The lakes were expanded from 2762 acre to 3481 acre in 1798 when the Moose River was dammed at Old Forge. The present dam at Old Forge holds back 6.8 e9USgal of water. This reservoir is managed by the HR-BR Regulating District. In the late 1800s, the State Water Power Commissioner made an agreement with Fulton Chain cottage owners and recreational users to maintain the water level during the summer season, an agreement still in effect.

== Recreation ==
Prior to World War II, the town of Inlet boasted fourteen Adirondack hotels. The Woods Inn is now the only historic hotel remaining open year round. Boating is a popular activity in the Fulton Chain of Lakes because any aspects of the lakes are accessible by water. Tubing, skiing, knee boarding, and wake boarding are all common water recreational activities that are seen while on the Fulton Chain of Lakes. In addition to boating, snowmobiling is also very popular in the region during the Winter.

== Adirondack Canoe Classic ==
The Fulton Chain is the start of the Adirondack Canoe Classic, a three-day, 90 mi canoe race. This canoe race is for anyone from beginners to experts, it is a way to get the community together and to get everyone involved with something. Many kids (usually older kids) will go with their parents and form a team. Many people train very hard for this 90 mile race, however some teams just go out there for the comradery of it all and just to have fun with friends. However, it is a rigorous course and includes three days of physical activity and hard work for participants.

== Hiking ==
Hiking is a popular activity in the Adirondack Park because of the high numbers and varieties of hikes available. Some of the varieties of hikes include anything from the High Peaks to the relatively flat hikes of Sis and Bub. Bald Mountain is one of the most popular mountains to hike not only by the Fulton Chain of Lakes but also in the Adirondacks as a whole due to the views of the entire chain. At the top of this mountain there is the Rondaxe Fire Tower that has been restored to allow hikers to climb to the top of it in order to enhance the views of the Fulton Chain of Lakes. Sis and Bub lakes is a relatively flat hike, it has some inclination however it is nothing too drastic. This hike is good for families with younger children because it is not very rigorous or challenging. Another hike is the Sis, Bub, and Moss Lake trail, it is a full loop that connects Sis and Bub lakes to Moss Lake, this hike is very suitable for families and is primarily flat.

== Surrounding towns ==
Inlet is located at the “head of Fourth Lake” and this is where it gets its name from because it is near the inlet of the fourth of the eight lakes. Inlet is a small town that includes a, a post office, grocery store, a realtor’s office, restaurants, other stores and a baseball field. Many of the businesses in the town are family owned and run.

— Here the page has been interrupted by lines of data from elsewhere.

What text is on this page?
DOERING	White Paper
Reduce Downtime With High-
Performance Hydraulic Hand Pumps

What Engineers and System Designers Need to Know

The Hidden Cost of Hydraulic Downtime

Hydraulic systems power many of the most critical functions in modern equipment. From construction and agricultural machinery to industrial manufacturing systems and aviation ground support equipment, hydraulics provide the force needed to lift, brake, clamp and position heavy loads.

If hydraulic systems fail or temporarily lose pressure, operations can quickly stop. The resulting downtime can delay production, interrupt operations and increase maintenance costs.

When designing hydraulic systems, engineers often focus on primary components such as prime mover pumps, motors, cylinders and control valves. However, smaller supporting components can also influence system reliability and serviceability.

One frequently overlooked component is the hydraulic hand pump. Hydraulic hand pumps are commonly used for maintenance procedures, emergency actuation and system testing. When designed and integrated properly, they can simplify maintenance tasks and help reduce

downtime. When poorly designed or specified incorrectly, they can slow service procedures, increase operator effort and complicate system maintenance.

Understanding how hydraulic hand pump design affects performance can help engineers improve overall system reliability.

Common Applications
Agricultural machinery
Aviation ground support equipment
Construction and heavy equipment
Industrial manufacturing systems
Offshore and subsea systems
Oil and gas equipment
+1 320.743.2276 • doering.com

Eagle Bay is a small town that is also located on Fourth lake and includes a neighborhood full of cabins. The town includes restaurants, a laundromat, and a fire station. The neighborhood of Eagle Bay is a small, quaint place where the homes are on mainly square plots set back in the woods, however some of them are waterfront. There are two community beaches that are accessible to homeowners of the neighborhood, as well as boat slips that are available for purchase with the property.

Old Forge is the biggest of the three towns adjacent to the lakes and is also located at the beginning of the Fulton Chain of Lakes, by the Old Forge Pond. In Old Forge there are grocery stores, restaurants, souvenir stores, realtors offices, and a fire station. Old Forge is a well known town all throughout the Adirondacks and especially around the Fulton Chain of Lakes. A well-known water park called Enchanted Forest Water Safari is a very popular tourist attraction in Old Forge and is the largest water park in New York state.